Leta and I ventured out last week to see The Grand Budapest Hotel at The Rialto Theater in Raleigh.  It's Raleigh's last grand old movie theater and is just a short 5 minute walk from the house.  The movie itself was extremely wacky and probably just another excuse for actors to get together and have a party.  Apparently George Clooney had a very brief cameo.   The bottom photograph I printed and donated to the Underwood Elementary School silent auction next week.  My daughter attended underwood for 7 years.  The print looked really good matted and framed.  I've started including a newspaper (N&O) sealed inside all my prints.  I try to get a newspaper that was taken on the same day or at least week that I shot the image, however, sometimes I just have to settle for when I printed the photograph as I often wait weeks or months before I get around to playing with an image.

Tuesday, May 20, 2014

Local Barn

Just across the road from where my daughter takes riding lessons is another private horse farm.  You can see the stable/home in the distance.  This old barn sits at the corner of the property and is used sometimes on weekends and other occasions as some kind of farmers market, although I haven't ever stopped in to find out what they sell.  I shot this image last year while waiting for the lessons to be over.  More and more I'm looking for photographs that trick the eye into thinking it might be a painting.  Now if I can just do it the other way around, I might actually have something.   Either way, the journey is fun.

Tuesday, May 13, 2014

Portrait of Tu Youyou

Reference: Wikipedia: Tu Youyou (Chinese屠呦呦; born 30 December 1930), is a Chinese medical scientist, pharmaceutical chemist, and educator.
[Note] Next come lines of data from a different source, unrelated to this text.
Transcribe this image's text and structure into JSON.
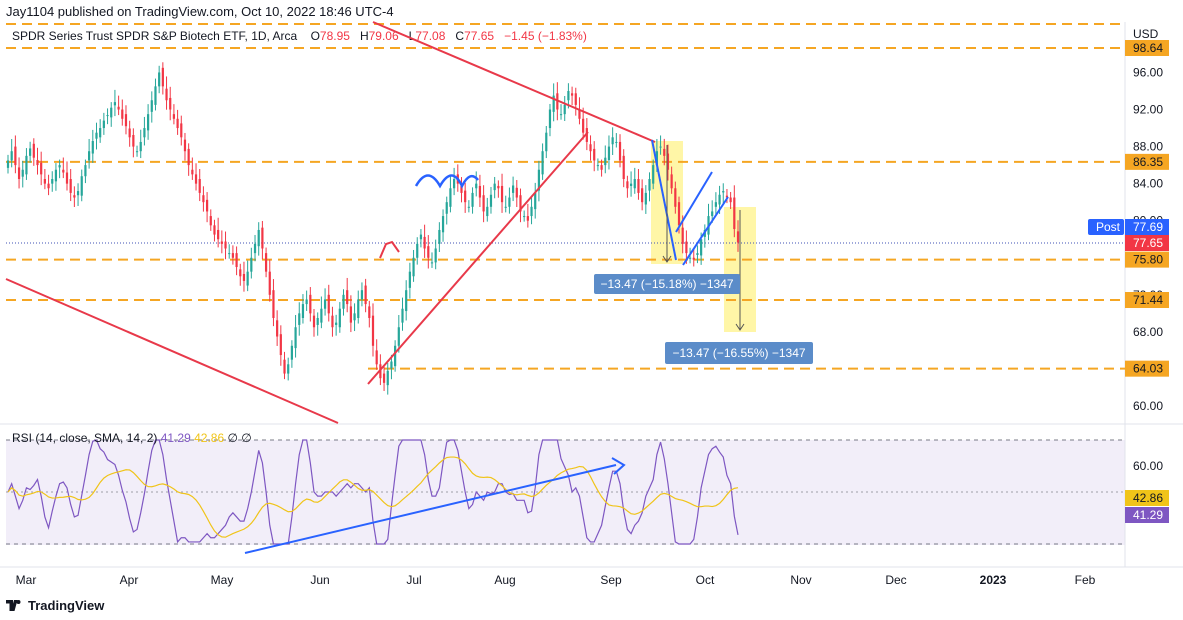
{
  "header": {
    "published": "Jay1104 published on TradingView.com, Oct 10, 2022 18:46 UTC-4",
    "symbol": "SPDR Series Trust SPDR S&P Biotech ETF, 1D, Arca",
    "ohlc": {
      "o_label": "O",
      "o": "78.95",
      "h_label": "H",
      "h": "79.06",
      "l_label": "L",
      "l": "77.08",
      "c_label": "C",
      "c": "77.65",
      "chg": "−1.45 (−1.83%)"
    }
  },
  "rsi": {
    "title": "RSI (14, close, SMA, 14, 2)",
    "value": "41.29",
    "sma": "42.86",
    "extra": "∅ ∅",
    "axis_label": "60.00",
    "badge_sma": "42.86",
    "badge_rsi": "41.29"
  },
  "footer": {
    "brand": "TradingView"
  },
  "colors": {
    "up": "#26a69a",
    "down": "#f23645",
    "level": "#f5a623",
    "trend": "#e8394a",
    "blue": "#2962ff",
    "rsi": "#7e57c2",
    "rsi_sma": "#f0c419",
    "highlight": "#fff59d",
    "measure": "#5b8cc9"
  },
  "chart_data": {
    "type": "candlestick",
    "currency": "USD",
    "ylim": [
      58.5,
      101
    ],
    "y_ticks": [
      "96.00",
      "92.00",
      "88.00",
      "84.00",
      "80.00",
      "72.00",
      "68.00",
      "64.00",
      "60.00"
    ],
    "x_ticks": [
      "Mar",
      "Apr",
      "May",
      "Jun",
      "Jul",
      "Aug",
      "Sep",
      "Oct",
      "Nov",
      "Dec",
      "2023",
      "Feb"
    ],
    "levels": [
      {
        "value": 100.2,
        "label": ""
      },
      {
        "value": 98.64,
        "label": "98.64"
      },
      {
        "value": 86.35,
        "label": "86.35"
      },
      {
        "value": 75.8,
        "label": "75.80"
      },
      {
        "value": 71.44,
        "label": "71.44"
      },
      {
        "value": 64.03,
        "label": "64.03"
      }
    ],
    "post_label": "Post",
    "post_price": "77.69",
    "last_price": "77.65",
    "measurements": [
      {
        "text": "−13.47 (−15.18%) −1347"
      },
      {
        "text": "−13.47 (−16.55%) −1347"
      }
    ],
    "close_series": [
      86.5,
      87.5,
      86.0,
      84.5,
      85.5,
      87.0,
      87.8,
      86.8,
      86.0,
      85.0,
      84.0,
      83.5,
      84.5,
      85.5,
      86.0,
      85.2,
      84.0,
      83.0,
      82.5,
      83.2,
      84.8,
      86.0,
      87.5,
      88.6,
      89.5,
      90.0,
      90.8,
      91.4,
      92.2,
      92.8,
      92.0,
      91.0,
      90.2,
      89.0,
      88.0,
      87.5,
      88.5,
      90.0,
      91.5,
      93.0,
      94.5,
      96.0,
      94.5,
      93.0,
      92.0,
      91.0,
      90.0,
      89.0,
      87.5,
      86.0,
      85.0,
      84.0,
      83.0,
      82.0,
      81.0,
      79.5,
      78.5,
      78.0,
      77.5,
      77.0,
      76.5,
      76.0,
      75.0,
      74.0,
      73.5,
      74.5,
      76.0,
      77.5,
      79.0,
      77.0,
      74.5,
      72.0,
      69.5,
      67.5,
      65.5,
      63.5,
      64.5,
      66.5,
      68.5,
      70.0,
      71.0,
      71.5,
      70.0,
      68.5,
      69.5,
      70.5,
      71.5,
      70.0,
      68.5,
      69.0,
      70.5,
      72.0,
      71.0,
      69.0,
      70.0,
      71.5,
      72.5,
      71.0,
      69.5,
      66.5,
      64.5,
      63.0,
      62.5,
      63.8,
      64.8,
      66.5,
      68.5,
      70.5,
      72.5,
      74.5,
      76.0,
      77.5,
      78.5,
      77.0,
      76.0,
      75.5,
      77.0,
      79.0,
      80.5,
      82.0,
      83.5,
      84.5,
      84.0,
      83.0,
      82.0,
      81.5,
      83.0,
      84.0,
      82.5,
      81.0,
      81.5,
      82.8,
      84.0,
      83.5,
      82.0,
      81.5,
      82.5,
      83.8,
      82.5,
      81.0,
      80.5,
      80.0,
      81.5,
      83.0,
      85.5,
      87.5,
      89.5,
      92.0,
      93.5,
      92.0,
      91.5,
      92.5,
      94.0,
      93.5,
      92.5,
      91.0,
      89.5,
      88.5,
      87.5,
      86.5,
      86.0,
      85.5,
      86.8,
      88.0,
      89.0,
      88.5,
      86.5,
      84.5,
      83.5,
      84.0,
      84.5,
      83.0,
      82.0,
      83.0,
      84.5,
      86.0,
      87.5,
      88.0,
      87.0,
      85.5,
      83.5,
      81.5,
      79.5,
      77.5,
      76.5,
      76.0,
      75.8,
      76.5,
      78.0,
      79.0,
      80.5,
      81.0,
      82.0,
      82.8,
      83.2,
      82.5,
      82.0,
      79.1,
      77.65
    ]
  }
}
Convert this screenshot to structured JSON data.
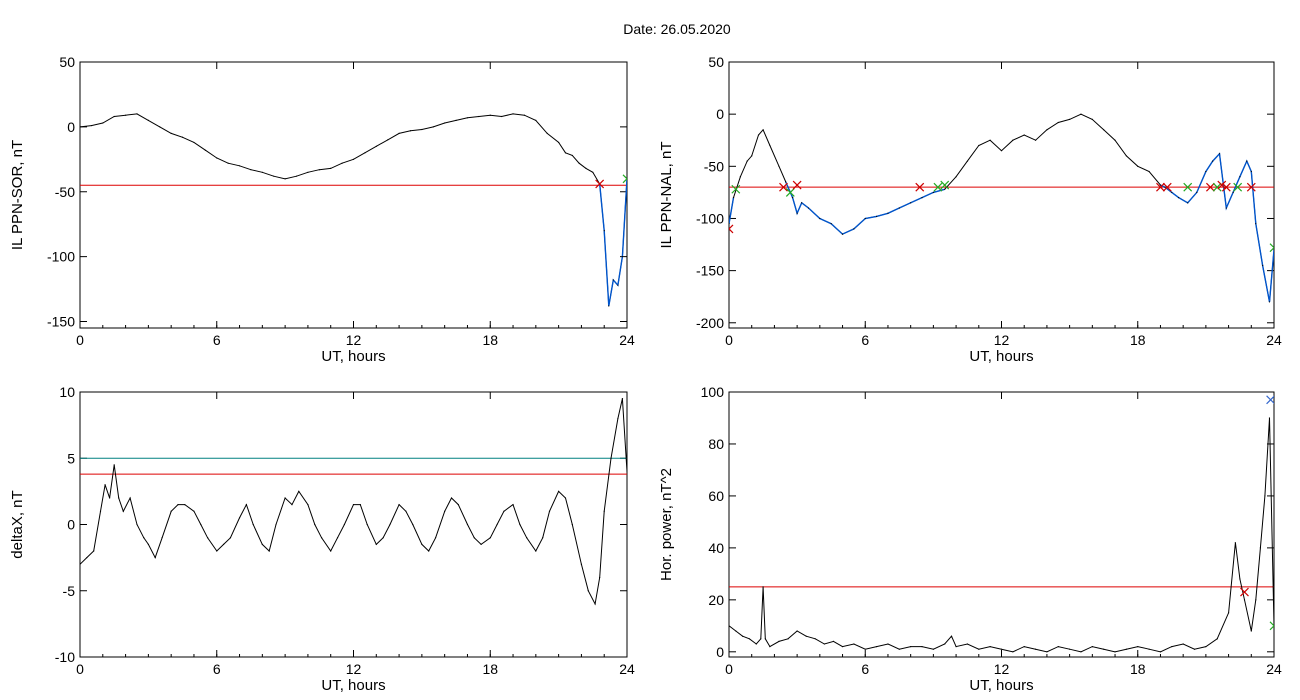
{
  "header": {
    "date_text": "Date:  26.05.2020"
  },
  "colors": {
    "trace": "#000000",
    "threshold": "#dd0000",
    "threshold_alt": "#008080",
    "highlight": "#0055cc",
    "marker_red": "#cc0000",
    "marker_green": "#22aa22",
    "marker_blue": "#3366cc"
  },
  "chart_data": [
    {
      "id": "sor",
      "type": "line",
      "xlabel": "UT, hours",
      "ylabel": "IL PPN-SOR, nT",
      "xlim": [
        0,
        24
      ],
      "ylim": [
        -155,
        50
      ],
      "xticks": [
        0,
        6,
        12,
        18,
        24
      ],
      "yticks": [
        50,
        0,
        -50,
        -100,
        -150
      ],
      "series": [
        {
          "x": [
            0,
            0.5,
            1,
            1.5,
            2,
            2.5,
            3,
            3.5,
            4,
            4.5,
            5,
            5.5,
            6,
            6.5,
            7,
            7.5,
            8,
            8.5,
            9,
            9.5,
            10,
            10.5,
            11,
            11.5,
            12,
            12.5,
            13,
            13.5,
            14,
            14.5,
            15,
            15.5,
            16,
            16.5,
            17,
            17.5,
            18,
            18.5,
            19,
            19.5,
            20,
            20.5,
            21,
            21.3,
            21.6,
            21.9,
            22.2,
            22.5,
            22.8,
            23,
            23.2,
            23.4,
            23.6,
            23.8,
            24
          ],
          "y": [
            0,
            1,
            3,
            8,
            9,
            10,
            5,
            0,
            -5,
            -8,
            -12,
            -18,
            -24,
            -28,
            -30,
            -33,
            -35,
            -38,
            -40,
            -38,
            -35,
            -33,
            -32,
            -28,
            -25,
            -20,
            -15,
            -10,
            -5,
            -3,
            -2,
            0,
            3,
            5,
            7,
            8,
            9,
            8,
            10,
            9,
            5,
            -5,
            -12,
            -20,
            -22,
            -28,
            -32,
            -35,
            -44,
            -80,
            -138,
            -118,
            -122,
            -100,
            -40
          ]
        }
      ],
      "thresholds": [
        {
          "y": -45,
          "color": "#dd0000"
        }
      ],
      "highlight_from_x": 22.8,
      "markers": [
        {
          "x": 22.8,
          "y": -44,
          "color": "#cc0000"
        },
        {
          "x": 24,
          "y": -40,
          "color": "#22aa22"
        }
      ]
    },
    {
      "id": "nal",
      "type": "line",
      "xlabel": "UT, hours",
      "ylabel": "IL PPN-NAL, nT",
      "xlim": [
        0,
        24
      ],
      "ylim": [
        -205,
        50
      ],
      "xticks": [
        0,
        6,
        12,
        18,
        24
      ],
      "yticks": [
        50,
        0,
        -50,
        -100,
        -150,
        -200
      ],
      "series": [
        {
          "x": [
            0,
            0.2,
            0.5,
            0.8,
            1.0,
            1.3,
            1.5,
            1.8,
            2.2,
            2.5,
            2.8,
            3.0,
            3.2,
            3.5,
            4,
            4.5,
            5,
            5.5,
            6,
            6.5,
            7,
            7.5,
            8,
            8.5,
            9,
            9.5,
            10,
            10.5,
            11,
            11.5,
            12,
            12.5,
            13,
            13.5,
            14,
            14.5,
            15,
            15.5,
            16,
            16.5,
            17,
            17.5,
            18,
            18.5,
            19,
            19.2,
            19.5,
            19.8,
            20.2,
            20.6,
            21.0,
            21.3,
            21.6,
            21.9,
            22.2,
            22.5,
            22.8,
            23.0,
            23.2,
            23.5,
            23.8,
            24
          ],
          "y": [
            -105,
            -80,
            -60,
            -45,
            -40,
            -20,
            -15,
            -30,
            -50,
            -65,
            -80,
            -95,
            -85,
            -90,
            -100,
            -105,
            -115,
            -110,
            -100,
            -98,
            -95,
            -90,
            -85,
            -80,
            -75,
            -72,
            -60,
            -45,
            -30,
            -25,
            -35,
            -25,
            -20,
            -25,
            -15,
            -8,
            -5,
            0,
            -5,
            -15,
            -25,
            -40,
            -50,
            -55,
            -68,
            -70,
            -75,
            -80,
            -85,
            -75,
            -55,
            -45,
            -38,
            -90,
            -75,
            -60,
            -45,
            -55,
            -105,
            -145,
            -180,
            -130
          ]
        }
      ],
      "thresholds": [
        {
          "y": -70,
          "color": "#dd0000"
        }
      ],
      "highlight_ranges": [
        [
          0,
          0.3
        ],
        [
          2.3,
          9.8
        ],
        [
          18.9,
          24
        ]
      ],
      "markers": [
        {
          "x": 0,
          "y": -110,
          "color": "#cc0000"
        },
        {
          "x": 0.3,
          "y": -72,
          "color": "#22aa22"
        },
        {
          "x": 2.4,
          "y": -70,
          "color": "#cc0000"
        },
        {
          "x": 2.7,
          "y": -75,
          "color": "#22aa22"
        },
        {
          "x": 3.0,
          "y": -68,
          "color": "#cc0000"
        },
        {
          "x": 8.4,
          "y": -70,
          "color": "#cc0000"
        },
        {
          "x": 9.2,
          "y": -70,
          "color": "#22aa22"
        },
        {
          "x": 9.5,
          "y": -68,
          "color": "#22aa22"
        },
        {
          "x": 19.0,
          "y": -70,
          "color": "#cc0000"
        },
        {
          "x": 19.3,
          "y": -70,
          "color": "#cc0000"
        },
        {
          "x": 20.2,
          "y": -70,
          "color": "#22aa22"
        },
        {
          "x": 21.2,
          "y": -70,
          "color": "#cc0000"
        },
        {
          "x": 21.5,
          "y": -70,
          "color": "#22aa22"
        },
        {
          "x": 21.7,
          "y": -68,
          "color": "#cc0000"
        },
        {
          "x": 21.9,
          "y": -70,
          "color": "#cc0000"
        },
        {
          "x": 22.4,
          "y": -70,
          "color": "#22aa22"
        },
        {
          "x": 23.0,
          "y": -70,
          "color": "#cc0000"
        },
        {
          "x": 24,
          "y": -128,
          "color": "#22aa22"
        }
      ]
    },
    {
      "id": "deltax",
      "type": "line",
      "xlabel": "UT, hours",
      "ylabel": "deltaX, nT",
      "xlim": [
        0,
        24
      ],
      "ylim": [
        -10,
        10
      ],
      "xticks": [
        0,
        6,
        12,
        18,
        24
      ],
      "yticks": [
        10,
        5,
        0,
        -5,
        -10
      ],
      "series": [
        {
          "x": [
            0,
            0.3,
            0.6,
            0.9,
            1.1,
            1.3,
            1.5,
            1.7,
            1.9,
            2.2,
            2.5,
            2.8,
            3.0,
            3.3,
            3.6,
            4.0,
            4.3,
            4.6,
            5.0,
            5.3,
            5.6,
            6.0,
            6.3,
            6.6,
            7.0,
            7.3,
            7.6,
            8.0,
            8.3,
            8.6,
            9.0,
            9.3,
            9.6,
            10.0,
            10.3,
            10.6,
            11.0,
            11.3,
            11.6,
            12.0,
            12.3,
            12.6,
            13.0,
            13.3,
            13.6,
            14.0,
            14.3,
            14.6,
            15.0,
            15.3,
            15.6,
            16.0,
            16.3,
            16.6,
            17.0,
            17.3,
            17.6,
            18.0,
            18.3,
            18.6,
            19.0,
            19.3,
            19.6,
            20.0,
            20.3,
            20.6,
            21.0,
            21.3,
            21.6,
            22.0,
            22.3,
            22.6,
            22.8,
            23.0,
            23.3,
            23.6,
            23.8,
            24
          ],
          "y": [
            -3,
            -2.5,
            -2,
            1,
            3,
            2,
            4.5,
            2,
            1,
            2,
            0,
            -1,
            -1.5,
            -2.5,
            -1,
            1,
            1.5,
            1.5,
            1,
            0,
            -1,
            -2,
            -1.5,
            -1,
            0.5,
            1.5,
            0,
            -1.5,
            -2,
            0,
            2,
            1.5,
            2.5,
            1.5,
            0,
            -1,
            -2,
            -1,
            0,
            1.5,
            1.5,
            0,
            -1.5,
            -1,
            0,
            1.5,
            1,
            0,
            -1.5,
            -2,
            -1,
            1,
            2,
            1.5,
            0,
            -1,
            -1.5,
            -1,
            0,
            1,
            1.5,
            0,
            -1,
            -2,
            -1,
            1,
            2.5,
            2,
            0,
            -3,
            -5,
            -6,
            -4,
            1,
            5,
            8,
            9.5,
            4
          ]
        }
      ],
      "thresholds": [
        {
          "y": 5,
          "color": "#008080"
        },
        {
          "y": 3.8,
          "color": "#dd0000"
        }
      ],
      "markers": []
    },
    {
      "id": "horpower",
      "type": "line",
      "xlabel": "UT, hours",
      "ylabel": "Hor. power, nT^2",
      "xlim": [
        0,
        24
      ],
      "ylim": [
        -2,
        100
      ],
      "xticks": [
        0,
        6,
        12,
        18,
        24
      ],
      "yticks": [
        100,
        80,
        60,
        40,
        20,
        0
      ],
      "series": [
        {
          "x": [
            0,
            0.3,
            0.6,
            0.9,
            1.2,
            1.4,
            1.5,
            1.6,
            1.8,
            2.2,
            2.6,
            3.0,
            3.4,
            3.8,
            4.2,
            4.6,
            5.0,
            5.5,
            6.0,
            6.5,
            7.0,
            7.5,
            8.0,
            8.5,
            9.0,
            9.5,
            9.8,
            10.0,
            10.5,
            11.0,
            11.5,
            12.0,
            12.5,
            13.0,
            13.5,
            14.0,
            14.5,
            15.0,
            15.5,
            16.0,
            16.5,
            17.0,
            17.5,
            18.0,
            18.5,
            19.0,
            19.5,
            20.0,
            20.5,
            21.0,
            21.5,
            22.0,
            22.3,
            22.5,
            22.7,
            23.0,
            23.2,
            23.4,
            23.6,
            23.8,
            24
          ],
          "y": [
            10,
            8,
            6,
            5,
            3,
            5,
            25,
            5,
            2,
            4,
            5,
            8,
            6,
            5,
            3,
            4,
            2,
            3,
            1,
            2,
            3,
            1,
            2,
            2,
            1,
            3,
            6,
            2,
            3,
            1,
            2,
            1,
            0,
            2,
            1,
            0,
            2,
            1,
            0,
            2,
            1,
            0,
            1,
            2,
            1,
            0,
            2,
            3,
            1,
            2,
            5,
            15,
            42,
            28,
            20,
            8,
            20,
            40,
            60,
            90,
            10
          ]
        }
      ],
      "thresholds": [
        {
          "y": 25,
          "color": "#dd0000"
        }
      ],
      "markers": [
        {
          "x": 22.7,
          "y": 23,
          "color": "#cc0000"
        },
        {
          "x": 23.85,
          "y": 97,
          "color": "#3366cc"
        },
        {
          "x": 24,
          "y": 10,
          "color": "#22aa22"
        }
      ]
    }
  ]
}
She won the 2011 Lasker Award in Clinical Medicine for discovering artemisinin (also known as Qinghaosu) and dihydroartemisinin, used to treat malaria, which saved millions of lives. The discovery of artemisinin and its treatment of malaria is regarded as a significant breakthrough of tropical medicine in 20th Century and health improvement for people of tropical developing countries in South Asia, Africa, and South America.  Photographed by Simon Griffiths in Cary, NC for New Scientist Magazine.

Monday, May 5, 2014

Whiteside Mountain, Cashiers, NC

I have been yearning for some unpolluted night-time sky recently.  As I live close to downtown Raleigh, it's difficult to see, let alone capture the number of stars that are right above our heads.  Whiteside mountain sits between Cashiers and Highlands, NC.  Whiteside Cove offers a magnificent view of the rocky face.  Venturing out with a flashlight after 10pm this past weekend, I hiked to this barn and made this image.   The crescent moon had already set, so the only illumination comes from the night sky.